Question

A fast growth share has the first dividend (t=1) of $2.33. Dividends are then expected to grow at a rate of 9 percent p.a. for a further 2 years. It then will settle to a constant-growth rate of 3.1 percent.

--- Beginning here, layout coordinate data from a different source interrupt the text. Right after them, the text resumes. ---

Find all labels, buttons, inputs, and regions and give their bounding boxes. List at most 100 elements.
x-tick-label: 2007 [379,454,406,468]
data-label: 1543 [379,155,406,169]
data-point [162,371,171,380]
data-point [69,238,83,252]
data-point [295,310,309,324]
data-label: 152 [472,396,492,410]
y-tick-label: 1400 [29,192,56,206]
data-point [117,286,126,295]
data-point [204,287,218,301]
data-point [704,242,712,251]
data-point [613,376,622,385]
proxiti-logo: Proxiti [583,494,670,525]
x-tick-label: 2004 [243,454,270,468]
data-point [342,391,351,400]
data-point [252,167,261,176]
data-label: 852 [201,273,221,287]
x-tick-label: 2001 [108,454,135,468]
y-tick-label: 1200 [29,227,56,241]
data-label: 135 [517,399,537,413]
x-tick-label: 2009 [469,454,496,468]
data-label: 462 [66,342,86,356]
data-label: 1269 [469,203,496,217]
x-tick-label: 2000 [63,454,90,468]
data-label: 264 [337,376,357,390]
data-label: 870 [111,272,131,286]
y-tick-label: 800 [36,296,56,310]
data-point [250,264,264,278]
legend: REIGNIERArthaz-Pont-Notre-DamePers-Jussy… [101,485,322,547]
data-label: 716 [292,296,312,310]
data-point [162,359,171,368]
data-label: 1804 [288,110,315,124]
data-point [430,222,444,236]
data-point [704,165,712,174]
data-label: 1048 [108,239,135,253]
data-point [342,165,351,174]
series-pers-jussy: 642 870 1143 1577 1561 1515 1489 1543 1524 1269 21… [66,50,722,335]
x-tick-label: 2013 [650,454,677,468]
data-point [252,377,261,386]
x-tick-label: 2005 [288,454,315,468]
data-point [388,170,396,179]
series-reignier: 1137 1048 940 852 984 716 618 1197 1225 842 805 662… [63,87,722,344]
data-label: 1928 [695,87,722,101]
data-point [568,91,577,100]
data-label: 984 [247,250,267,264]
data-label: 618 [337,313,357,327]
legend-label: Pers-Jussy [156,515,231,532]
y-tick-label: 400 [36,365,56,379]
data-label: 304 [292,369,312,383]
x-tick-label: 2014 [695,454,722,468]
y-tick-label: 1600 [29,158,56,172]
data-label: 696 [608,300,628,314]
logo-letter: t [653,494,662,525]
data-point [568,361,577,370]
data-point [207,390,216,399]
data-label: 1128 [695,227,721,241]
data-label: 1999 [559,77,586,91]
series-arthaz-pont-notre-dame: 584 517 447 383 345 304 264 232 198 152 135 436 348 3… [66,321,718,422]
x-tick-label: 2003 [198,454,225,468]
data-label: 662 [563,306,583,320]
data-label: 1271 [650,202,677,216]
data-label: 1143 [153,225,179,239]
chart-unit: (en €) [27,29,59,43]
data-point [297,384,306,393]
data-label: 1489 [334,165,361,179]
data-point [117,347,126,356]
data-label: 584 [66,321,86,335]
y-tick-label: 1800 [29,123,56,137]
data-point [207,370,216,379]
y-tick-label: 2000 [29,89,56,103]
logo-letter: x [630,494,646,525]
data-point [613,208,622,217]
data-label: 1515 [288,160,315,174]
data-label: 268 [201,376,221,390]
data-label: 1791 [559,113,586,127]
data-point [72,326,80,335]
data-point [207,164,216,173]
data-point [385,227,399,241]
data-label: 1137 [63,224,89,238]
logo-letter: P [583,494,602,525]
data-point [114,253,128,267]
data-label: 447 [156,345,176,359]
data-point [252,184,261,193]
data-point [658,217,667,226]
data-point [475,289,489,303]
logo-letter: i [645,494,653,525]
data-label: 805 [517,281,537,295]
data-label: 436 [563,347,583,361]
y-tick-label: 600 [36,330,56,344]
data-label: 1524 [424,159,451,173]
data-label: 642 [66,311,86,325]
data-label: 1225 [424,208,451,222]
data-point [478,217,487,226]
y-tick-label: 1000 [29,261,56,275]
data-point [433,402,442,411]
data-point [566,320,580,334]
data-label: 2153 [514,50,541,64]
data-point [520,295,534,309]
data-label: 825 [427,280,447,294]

If the required rate of return is 13%, what is the current price of the share? (to the nearest cent)

a. $25.95

b. $45.88

c. $23.54

d. $45.62

Answer 1

Dividend in 1st Year (D1) = $2.33

2 Year Growth Rate = 9%

Dividend in 2nd Year (D2) = $2.33 * (1 + 9%) = 2.54

Dividend in 3rd Year (D3) = $2.54 * (1 + 9%) = 2.77

Stable Growth Rate (g) = 3.1%

Required Rate of Return (Ke) = 13%

As per Gordan Growth Model,

Expected Price of Stock in Year 3 = Dividend in Year 3 * (1 + g) / (Ke - g)

Expected Price of Stock in Year 3 = 2.77 * (1 + 3.1%) / (13% - 3.1%)

Expected Price of Stock in Year 3 = $28.83

Stock Price today would be present value of expected cashflow in future.

Stock Price today = D1 / (1 + Ke)¹ + D2 / (1 + Ke)²+ (D3 + Expected Stock Price in Year 3) / (1 + Ke)³

Stock Price today = 2.33 / (1 + 13%)¹ + 2.54 / (1 + 13%)²+ (2.77 + 28.83) / (1 + 13%)³

Stock Price today = 2.06 + 1.99 + 21.90 = $25.95

Stock Price today should be $25.95. So, Option (a) is correct.